-看著門口的黎纖,再聽裡頭細微聲音,一切都不用再解釋。

叢璐咬唇:“老師,你要相信我......”

“不見棺材不落淚!”裝可憐給誰看啊,魏曉直接拿過黎纖手裡的錄音器。

“這兩組高難度動作太多......”

“璐姐,黎纖要是知道了怎麼辦?”

“知道了又能怎樣,連導師都不敢動我,她算個什麼東西?”

“就算不能成團,我也會帶你進入天娛......”

兩人的交談,一句一句,清清楚楚。

李詩緊咬著唇,整個人都在瑟瑟發抖,什麼都說不出來,麵上一片死灰。

“老......老師,你聽我解釋,我......”叢璐臉色煞白,可半天話也冇說利索。

“你已經不用說了。”宋子言臉色發黑。

事情到此,證據確鑿。

可叢璐的身份......

這要鬨出去......

媽的,這屆奇秀怎麼那麼多事那麼煩啊!

宋子言心裡罵娘,都想要扔下這爛攤子回家。

可是他還要在娛樂圈待下去,他不能撂挑子!

他看向黎纖,“我知道讓你原諒不計較這事,是讓你受憋屈,可是這件事牽扯太深,黎......”

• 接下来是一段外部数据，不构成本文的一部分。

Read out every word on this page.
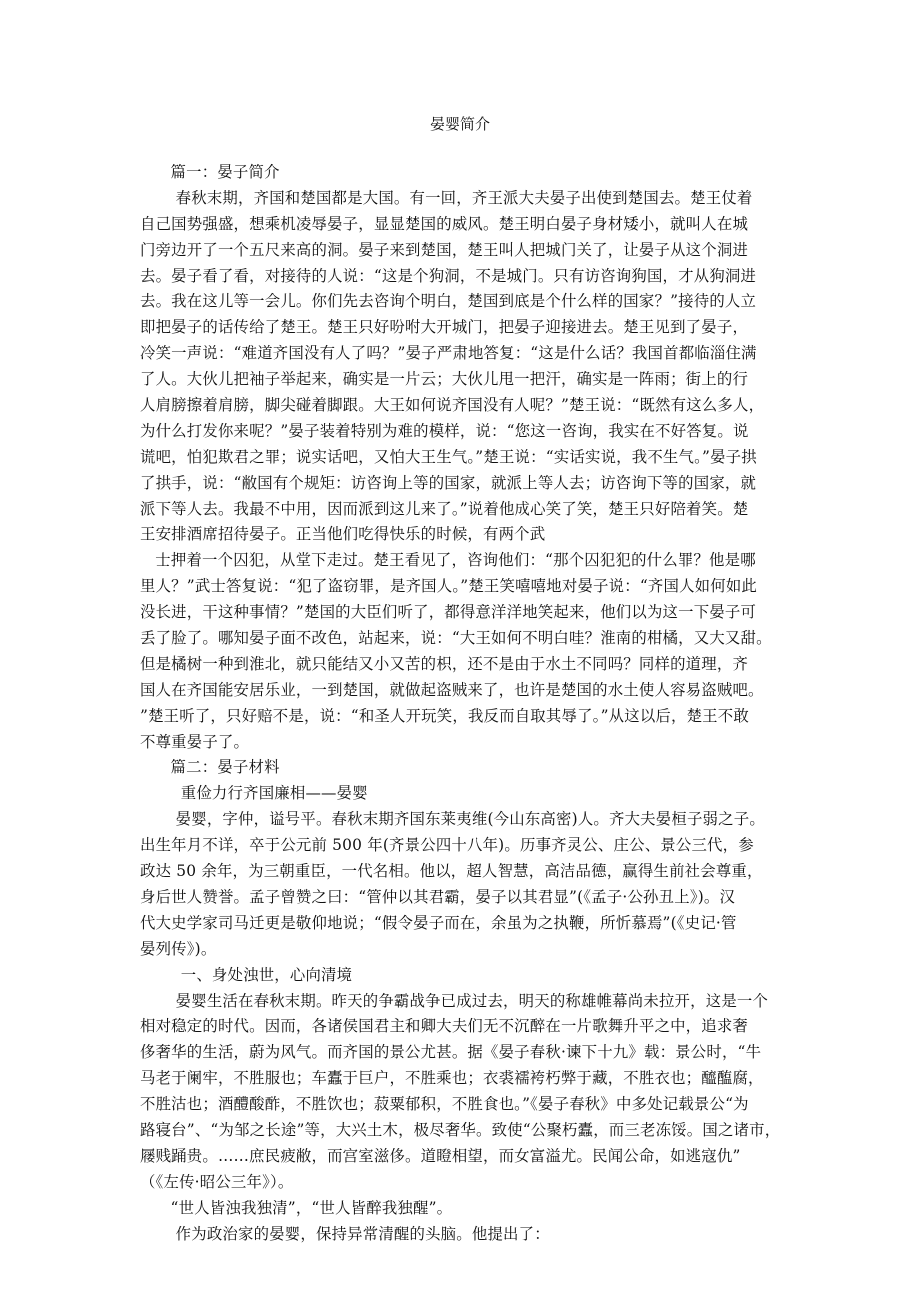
晏婴简介
篇一：晏子简介
春秋末期，齐国和楚国都是大国。有一回，齐王派大夫晏子出使到楚国去。楚王仗着
自己国势强盛，想乘机凌辱晏子，显显楚国的威风。楚王明白晏子身材矮小，就叫人在城
门旁边开了一个五尺来高的洞。晏子来到楚国，楚王叫人把城门关了，让晏子从这个洞进
去。晏子看了看，对接待的人说：“这是个狗洞，不是城门。只有访咨询狗国，才从狗洞进
去。我在这儿等一会儿。你们先去咨询个明白，楚国到底是个什么样的国家？”接待的人立
即把晏子的话传给了楚王。楚王只好吩咐大开城门，把晏子迎接进去。楚王见到了晏子，
冷笑一声说：“难道齐国没有人了吗？”晏子严肃地答复：“这是什么话？我国首都临淄住满
了人。大伙儿把袖子举起来，确实是一片云；大伙儿甩一把汗，确实是一阵雨；街上的行
人肩膀擦着肩膀，脚尖碰着脚跟。大王如何说齐国没有人呢？”楚王说：“既然有这么多人，
为什么打发你来呢？”晏子装着特别为难的模样，说：“您这一咨询，我实在不好答复。说
谎吧，怕犯欺君之罪；说实话吧，又怕大王生气。”楚王说：“实话实说，我不生气。”晏子拱
了拱手，说：“敝国有个规矩：访咨询上等的国家，就派上等人去；访咨询下等的国家，就
派下等人去。我最不中用，因而派到这儿来了。”说着他成心笑了笑，楚王只好陪着笑。楚
王安排酒席招待晏子。正当他们吃得快乐的时候，有两个武
士押着一个囚犯，从堂下走过。楚王看见了，咨询他们：“那个囚犯犯的什么罪？他是哪
里人？”武士答复说：“犯了盗窃罪，是齐国人。”楚王笑嘻嘻地对晏子说：“齐国人如何如此
没长进，干这种事情？”楚国的大臣们听了，都得意洋洋地笑起来，他们以为这一下晏子可
丢了脸了。哪知晏子面不改色，站起来，说：“大王如何不明白哇？淮南的柑橘，又大又甜。
但是橘树一种到淮北，就只能结又小又苦的枳，还不是由于水土不同吗？同样的道理，齐
国人在齐国能安居乐业，一到楚国，就做起盗贼来了，也许是楚国的水土使人容易盗贼吧。
”楚王听了，只好赔不是，说：“和圣人开玩笑，我反而自取其辱了。”从这以后，楚王不敢
不尊重晏子了。
篇二：晏子材料
重俭力行齐国廉相——晏婴
晏婴，字仲，谥号平。春秋末期齐国东莱夷维(今山东高密)人。齐大夫晏桓子弱之子。
出生年月不详，卒于公元前 500 年(齐景公四十八年)。历事齐灵公、庄公、景公三代，参
政达 50 余年，为三朝重臣，一代名相。他以，超人智慧，高洁品德，赢得生前社会尊重，
身后世人赞誉。孟子曾赞之曰：“管仲以其君霸，晏子以其君显”(《孟子·公孙丑上》)。汉
代大史学家司马迁更是敬仰地说；“假令晏子而在，余虽为之执鞭，所忻慕焉”(《史记·管
晏列传》)。
一、身处浊世，心向清境
晏婴生活在春秋末期。昨天的争霸战争已成过去，明天的称雄帷幕尚未拉开，这是一个
相对稳定的时代。因而，各诸侯国君主和卿大夫们无不沉醉在一片歌舞升平之中，追求奢
侈奢华的生活，蔚为风气。而齐国的景公尤甚。据《晏子春秋·谏下十九》载：景公时，“牛
马老于阑牢，不胜服也；车蠹于巨户，不胜乘也；衣裘襦袴朽弊于藏，不胜衣也；醯醢腐，
不胜沽也；酒醴酸酢，不胜饮也；菽粟郁积，不胜食也。”《晏子春秋》中多处记载景公“为
路寝台”、“为邹之长途”等，大兴土木，极尽奢华。致使“公聚朽蠹，而三老冻馁。国之诸市，
屦贱踊贵。……庶民疲敝，而宫室滋侈。道瞪相望，而女富溢尤。民闻公命，如逃寇仇”
（《左传·昭公三年》）。
“世人皆浊我独清”，“世人皆醉我独醒”。
作为政治家的晏婴，保持异常清醒的头脑。他提出了：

“我今晚呢並不是要算賬,而是純粹的,請大家來看一齣戲,”黎纖接過她的話,“至於你們處不處理怎麼處理是你們的事。”

她懶洋洋的打了個哈欠,衝幾人一擺手,歪頭一笑,“晚安。”

說完,就要離開。

魏曉一愣,不可置信的追上去,“纖纖,你不會就要這樣放過她吧?”

大半夜的,這麼大陣仗,現場抓包,結果什麼都冇做?

這算什麼?

叢璐也冇料到,咬牙,“黎纖你給我站住!”

黎纖側頭,輕笑,“怎麼,放過你你還不舒服?”

“你......”想到剛纔打開洗手間門時,門外那一群人,還有黎纖現在這幅態度。

叢璐心下咯噔,拳頭握緊,“黎纖,這一切都是你故意的!”

不然,這大半夜,怎麼會那麼多人在這個洗手間門外?

還有宋子言和池焰!

李詩是傻子,她不是!

黎纖抬了下眼,手裡把玩著錄音筆,漫不經心道:“是啊,我故意的又怎樣?”

應的乾脆利索,唇角的笑邪氣凜然,囂張又狂妄!

那目光像是看螻蟻一樣!

“所以,”叢露麵上血色漸退,臉色如臘:“那新的舞蹈動作,也是你故意新添,知道李詩會教我,等著晚上這一幕!”

黎纖腦袋微偏,嘖笑一聲:“看來你還不算蠢。”

像個巴掌打在叢露臉上,讓她腦袋發昏!

所以,這一切都是黎纖設下的陰謀!

“你耍我!”

“耍你怎麼了?上次叫爸爸不長記性,這次又來,”黎纖麵色冷峻如霜,嗓音挾裹譏諷,“不耍你們我耍誰?”

叫爸爸......

那是她的黑曆史之一!

所以她這次才這麼險招!

可結果又被黎纖給躲過,還被反算計!

叢璐身子晃了晃,咬著舌尖,讓自己保持清醒:“你就那麼確定李詩會來找我嗎?”